How a missing Colorado teen ended up on a Vegas escort site

El Paso County Sheriff's Department

If cameras steal our souls, then the Internet sells them. I’m talking about Google Images sharing my fifth-grade class picture, among other humiliations. When images post—however, wherever and in spite of privacy settings and site agreements—they can be vulnerable to public outing and even repurposing without our knowledge.

A sad example is 19-year-old lingerie model Kara Nichols, who’s been missing from her Colorado town since early October. When her face was discovered on a Vegas escort site, authorities thought she might be here, but it turns out the portraits were used sans her permission. “In speaking with authorities from the Las Vegas area, they say that it’s quite common for escort businesses to simply shop around on the Internet and find photos like that,” Lt. Jeff Kramer of the El Paso County Sheriff’s Office told Colorado news station KRDO.

Most images are automatically copyrighted the moment they’re created. Others are in the public domain. The problem?
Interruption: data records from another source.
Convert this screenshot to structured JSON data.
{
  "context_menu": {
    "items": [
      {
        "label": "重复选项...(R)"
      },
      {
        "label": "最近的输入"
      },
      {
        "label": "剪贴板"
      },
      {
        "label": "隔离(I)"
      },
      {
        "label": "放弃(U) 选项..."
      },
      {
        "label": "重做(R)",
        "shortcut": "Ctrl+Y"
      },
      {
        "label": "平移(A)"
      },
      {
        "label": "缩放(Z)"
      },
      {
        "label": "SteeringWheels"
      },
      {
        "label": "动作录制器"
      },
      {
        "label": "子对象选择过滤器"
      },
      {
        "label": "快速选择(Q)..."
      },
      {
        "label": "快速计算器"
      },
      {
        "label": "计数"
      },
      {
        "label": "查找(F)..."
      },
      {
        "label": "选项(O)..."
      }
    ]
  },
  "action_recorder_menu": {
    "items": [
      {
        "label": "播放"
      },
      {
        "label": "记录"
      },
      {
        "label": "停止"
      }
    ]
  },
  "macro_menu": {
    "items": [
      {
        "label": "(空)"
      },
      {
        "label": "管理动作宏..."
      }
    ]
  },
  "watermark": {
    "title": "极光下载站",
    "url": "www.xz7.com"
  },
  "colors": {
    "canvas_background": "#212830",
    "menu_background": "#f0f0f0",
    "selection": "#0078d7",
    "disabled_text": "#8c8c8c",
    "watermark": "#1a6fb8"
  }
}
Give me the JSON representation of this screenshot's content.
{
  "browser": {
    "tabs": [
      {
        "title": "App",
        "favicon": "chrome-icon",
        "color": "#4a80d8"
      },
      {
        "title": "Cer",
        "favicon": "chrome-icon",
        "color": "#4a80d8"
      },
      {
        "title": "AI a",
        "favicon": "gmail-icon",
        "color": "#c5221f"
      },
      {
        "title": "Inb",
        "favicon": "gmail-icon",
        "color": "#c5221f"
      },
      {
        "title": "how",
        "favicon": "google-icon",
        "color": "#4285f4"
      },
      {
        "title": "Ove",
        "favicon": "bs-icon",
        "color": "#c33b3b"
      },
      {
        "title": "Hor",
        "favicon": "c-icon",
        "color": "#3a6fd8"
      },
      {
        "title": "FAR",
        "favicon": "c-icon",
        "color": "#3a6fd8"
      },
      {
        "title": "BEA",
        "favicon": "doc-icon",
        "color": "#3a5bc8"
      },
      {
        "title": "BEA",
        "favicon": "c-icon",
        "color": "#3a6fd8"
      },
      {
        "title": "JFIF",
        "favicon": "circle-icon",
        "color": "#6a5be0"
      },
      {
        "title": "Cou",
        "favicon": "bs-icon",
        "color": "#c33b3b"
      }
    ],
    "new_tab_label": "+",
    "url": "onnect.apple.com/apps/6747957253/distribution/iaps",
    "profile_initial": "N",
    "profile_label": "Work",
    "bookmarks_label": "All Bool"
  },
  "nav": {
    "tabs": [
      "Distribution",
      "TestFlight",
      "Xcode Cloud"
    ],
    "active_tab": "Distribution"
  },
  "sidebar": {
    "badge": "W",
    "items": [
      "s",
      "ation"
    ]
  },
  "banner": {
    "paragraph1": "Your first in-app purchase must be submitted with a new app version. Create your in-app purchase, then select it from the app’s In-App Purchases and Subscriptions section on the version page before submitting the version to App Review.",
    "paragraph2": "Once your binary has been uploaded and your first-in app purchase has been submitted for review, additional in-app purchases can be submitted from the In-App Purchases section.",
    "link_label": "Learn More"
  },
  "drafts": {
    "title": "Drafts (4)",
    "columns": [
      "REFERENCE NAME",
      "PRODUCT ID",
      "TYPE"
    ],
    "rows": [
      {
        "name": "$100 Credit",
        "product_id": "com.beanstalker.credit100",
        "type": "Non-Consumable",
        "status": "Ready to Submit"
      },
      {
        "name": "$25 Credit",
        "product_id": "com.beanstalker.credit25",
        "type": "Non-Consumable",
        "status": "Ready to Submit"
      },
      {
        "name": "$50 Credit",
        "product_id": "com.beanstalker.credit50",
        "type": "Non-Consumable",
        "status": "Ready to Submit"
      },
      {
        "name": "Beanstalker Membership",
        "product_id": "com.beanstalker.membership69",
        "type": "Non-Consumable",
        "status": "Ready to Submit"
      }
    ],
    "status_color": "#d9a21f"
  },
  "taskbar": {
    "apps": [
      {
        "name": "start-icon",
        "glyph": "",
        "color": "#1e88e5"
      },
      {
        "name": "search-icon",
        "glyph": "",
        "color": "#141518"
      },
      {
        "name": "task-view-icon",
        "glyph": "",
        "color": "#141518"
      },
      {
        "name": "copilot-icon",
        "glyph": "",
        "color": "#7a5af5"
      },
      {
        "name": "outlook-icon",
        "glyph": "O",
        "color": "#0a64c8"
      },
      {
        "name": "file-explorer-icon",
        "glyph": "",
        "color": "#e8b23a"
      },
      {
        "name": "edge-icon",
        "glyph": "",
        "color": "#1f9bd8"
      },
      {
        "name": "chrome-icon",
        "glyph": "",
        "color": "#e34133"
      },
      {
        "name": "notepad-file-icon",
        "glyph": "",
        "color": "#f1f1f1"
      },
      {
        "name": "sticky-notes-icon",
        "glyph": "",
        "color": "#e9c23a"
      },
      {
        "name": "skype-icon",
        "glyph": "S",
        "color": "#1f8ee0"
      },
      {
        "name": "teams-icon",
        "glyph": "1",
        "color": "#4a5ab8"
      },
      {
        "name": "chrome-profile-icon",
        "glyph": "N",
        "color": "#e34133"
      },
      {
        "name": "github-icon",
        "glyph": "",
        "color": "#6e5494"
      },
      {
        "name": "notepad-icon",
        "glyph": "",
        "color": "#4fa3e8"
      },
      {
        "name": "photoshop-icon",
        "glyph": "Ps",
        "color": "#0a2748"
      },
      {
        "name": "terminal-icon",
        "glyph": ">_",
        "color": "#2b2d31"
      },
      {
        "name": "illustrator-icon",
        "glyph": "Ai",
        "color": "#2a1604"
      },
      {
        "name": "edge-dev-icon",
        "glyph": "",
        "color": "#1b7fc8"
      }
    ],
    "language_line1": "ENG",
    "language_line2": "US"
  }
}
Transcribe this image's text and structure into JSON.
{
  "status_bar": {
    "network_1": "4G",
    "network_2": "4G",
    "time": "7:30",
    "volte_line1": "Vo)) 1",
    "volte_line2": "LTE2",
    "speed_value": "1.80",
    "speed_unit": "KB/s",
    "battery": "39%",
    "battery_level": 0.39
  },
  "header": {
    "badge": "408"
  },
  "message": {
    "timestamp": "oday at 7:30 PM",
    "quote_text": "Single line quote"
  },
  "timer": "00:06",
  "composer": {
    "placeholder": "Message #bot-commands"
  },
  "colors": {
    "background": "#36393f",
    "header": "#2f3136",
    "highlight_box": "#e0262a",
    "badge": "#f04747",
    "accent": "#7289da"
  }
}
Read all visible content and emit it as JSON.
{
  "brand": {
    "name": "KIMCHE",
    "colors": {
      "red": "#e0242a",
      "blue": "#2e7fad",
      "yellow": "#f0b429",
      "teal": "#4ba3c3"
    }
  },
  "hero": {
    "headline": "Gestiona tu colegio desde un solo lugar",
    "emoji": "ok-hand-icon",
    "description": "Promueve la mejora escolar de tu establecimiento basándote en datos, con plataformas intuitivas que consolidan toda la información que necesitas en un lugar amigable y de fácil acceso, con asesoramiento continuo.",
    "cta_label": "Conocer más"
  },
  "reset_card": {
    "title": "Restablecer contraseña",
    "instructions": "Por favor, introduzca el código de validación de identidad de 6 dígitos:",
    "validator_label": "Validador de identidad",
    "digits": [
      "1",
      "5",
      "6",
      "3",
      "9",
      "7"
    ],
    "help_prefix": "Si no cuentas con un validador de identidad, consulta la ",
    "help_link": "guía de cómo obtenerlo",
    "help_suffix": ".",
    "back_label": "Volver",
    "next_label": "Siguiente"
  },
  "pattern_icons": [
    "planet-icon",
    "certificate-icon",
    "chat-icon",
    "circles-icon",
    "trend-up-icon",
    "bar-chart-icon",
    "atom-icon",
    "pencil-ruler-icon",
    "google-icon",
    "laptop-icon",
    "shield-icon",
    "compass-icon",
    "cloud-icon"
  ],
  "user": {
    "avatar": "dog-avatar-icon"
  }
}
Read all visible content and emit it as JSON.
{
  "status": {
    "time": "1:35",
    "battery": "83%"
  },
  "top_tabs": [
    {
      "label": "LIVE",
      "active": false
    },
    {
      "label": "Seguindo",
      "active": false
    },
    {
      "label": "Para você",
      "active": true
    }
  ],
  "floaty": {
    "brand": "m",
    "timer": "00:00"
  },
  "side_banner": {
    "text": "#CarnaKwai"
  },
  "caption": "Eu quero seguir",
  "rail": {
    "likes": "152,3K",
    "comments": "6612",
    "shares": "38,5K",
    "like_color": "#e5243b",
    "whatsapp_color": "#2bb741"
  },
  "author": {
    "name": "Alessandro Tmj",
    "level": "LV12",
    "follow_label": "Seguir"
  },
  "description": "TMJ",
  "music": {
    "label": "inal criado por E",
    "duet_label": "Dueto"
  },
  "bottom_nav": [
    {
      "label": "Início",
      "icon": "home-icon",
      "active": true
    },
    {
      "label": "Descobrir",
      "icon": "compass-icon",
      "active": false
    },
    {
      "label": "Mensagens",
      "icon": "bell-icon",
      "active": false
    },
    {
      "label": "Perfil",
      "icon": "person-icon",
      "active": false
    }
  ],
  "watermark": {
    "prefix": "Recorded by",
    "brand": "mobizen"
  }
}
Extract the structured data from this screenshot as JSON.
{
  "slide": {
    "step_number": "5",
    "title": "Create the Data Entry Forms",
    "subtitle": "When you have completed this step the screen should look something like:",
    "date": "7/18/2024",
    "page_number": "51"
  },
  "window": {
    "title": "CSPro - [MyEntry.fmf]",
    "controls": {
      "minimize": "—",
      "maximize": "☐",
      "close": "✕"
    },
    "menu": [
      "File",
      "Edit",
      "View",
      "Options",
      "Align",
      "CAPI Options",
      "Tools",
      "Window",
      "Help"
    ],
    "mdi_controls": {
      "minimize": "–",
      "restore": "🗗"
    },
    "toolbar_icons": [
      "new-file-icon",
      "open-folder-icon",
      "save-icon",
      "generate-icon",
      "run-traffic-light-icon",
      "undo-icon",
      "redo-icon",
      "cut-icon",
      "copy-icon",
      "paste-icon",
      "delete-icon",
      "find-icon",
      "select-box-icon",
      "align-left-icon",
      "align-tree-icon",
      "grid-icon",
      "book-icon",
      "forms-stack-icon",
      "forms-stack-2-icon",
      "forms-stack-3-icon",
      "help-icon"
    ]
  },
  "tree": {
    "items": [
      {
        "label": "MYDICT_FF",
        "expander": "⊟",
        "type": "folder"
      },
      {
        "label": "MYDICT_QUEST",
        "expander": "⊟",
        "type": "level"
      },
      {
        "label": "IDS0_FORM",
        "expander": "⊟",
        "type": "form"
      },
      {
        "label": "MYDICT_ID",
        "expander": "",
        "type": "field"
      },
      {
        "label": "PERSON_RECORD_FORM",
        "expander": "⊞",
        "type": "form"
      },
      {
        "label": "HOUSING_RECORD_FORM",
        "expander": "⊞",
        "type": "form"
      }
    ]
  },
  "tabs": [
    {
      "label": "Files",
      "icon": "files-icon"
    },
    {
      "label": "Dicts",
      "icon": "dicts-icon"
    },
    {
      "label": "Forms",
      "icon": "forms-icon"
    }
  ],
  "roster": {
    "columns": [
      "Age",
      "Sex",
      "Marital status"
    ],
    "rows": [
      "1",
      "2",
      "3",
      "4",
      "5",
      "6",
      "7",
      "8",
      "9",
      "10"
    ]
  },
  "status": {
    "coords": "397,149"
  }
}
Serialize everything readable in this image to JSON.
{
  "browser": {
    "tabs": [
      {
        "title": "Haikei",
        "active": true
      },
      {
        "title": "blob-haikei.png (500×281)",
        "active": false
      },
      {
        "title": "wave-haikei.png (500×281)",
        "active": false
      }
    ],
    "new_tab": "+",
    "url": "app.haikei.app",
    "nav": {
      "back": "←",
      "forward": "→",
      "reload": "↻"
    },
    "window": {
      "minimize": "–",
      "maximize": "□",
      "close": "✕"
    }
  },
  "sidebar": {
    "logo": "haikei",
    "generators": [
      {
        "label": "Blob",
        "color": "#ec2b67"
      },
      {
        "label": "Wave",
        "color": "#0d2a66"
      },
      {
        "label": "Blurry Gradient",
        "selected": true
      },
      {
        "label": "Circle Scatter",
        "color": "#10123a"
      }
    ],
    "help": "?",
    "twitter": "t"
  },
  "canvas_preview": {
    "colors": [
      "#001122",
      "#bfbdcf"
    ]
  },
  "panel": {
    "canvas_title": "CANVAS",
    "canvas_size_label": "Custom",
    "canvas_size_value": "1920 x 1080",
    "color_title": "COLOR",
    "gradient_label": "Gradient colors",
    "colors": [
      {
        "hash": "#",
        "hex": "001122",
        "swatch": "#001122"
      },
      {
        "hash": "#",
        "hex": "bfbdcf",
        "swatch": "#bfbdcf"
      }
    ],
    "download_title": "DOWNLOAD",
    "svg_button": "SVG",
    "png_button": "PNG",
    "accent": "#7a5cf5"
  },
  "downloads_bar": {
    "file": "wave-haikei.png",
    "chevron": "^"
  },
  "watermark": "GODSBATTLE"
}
Most of us assume, or pretend to assume, that the entire webiverse is public domain.

“The question is, does it just become public domain by virtue of being posted on Facebook? Of course not,” writes Chip Stewart of the Texas Center for Community Journalism. He adds, though, that suing for invasion of privacy probably isn’t an option. “It’s a bit like … putting out your photos on the coffee table—you give up your right to claim intrusion when you invite public people to see them.”

Unless you live in China, don’t count on the Internet police. Instead, be wary of public people. And Google. And especially yourself.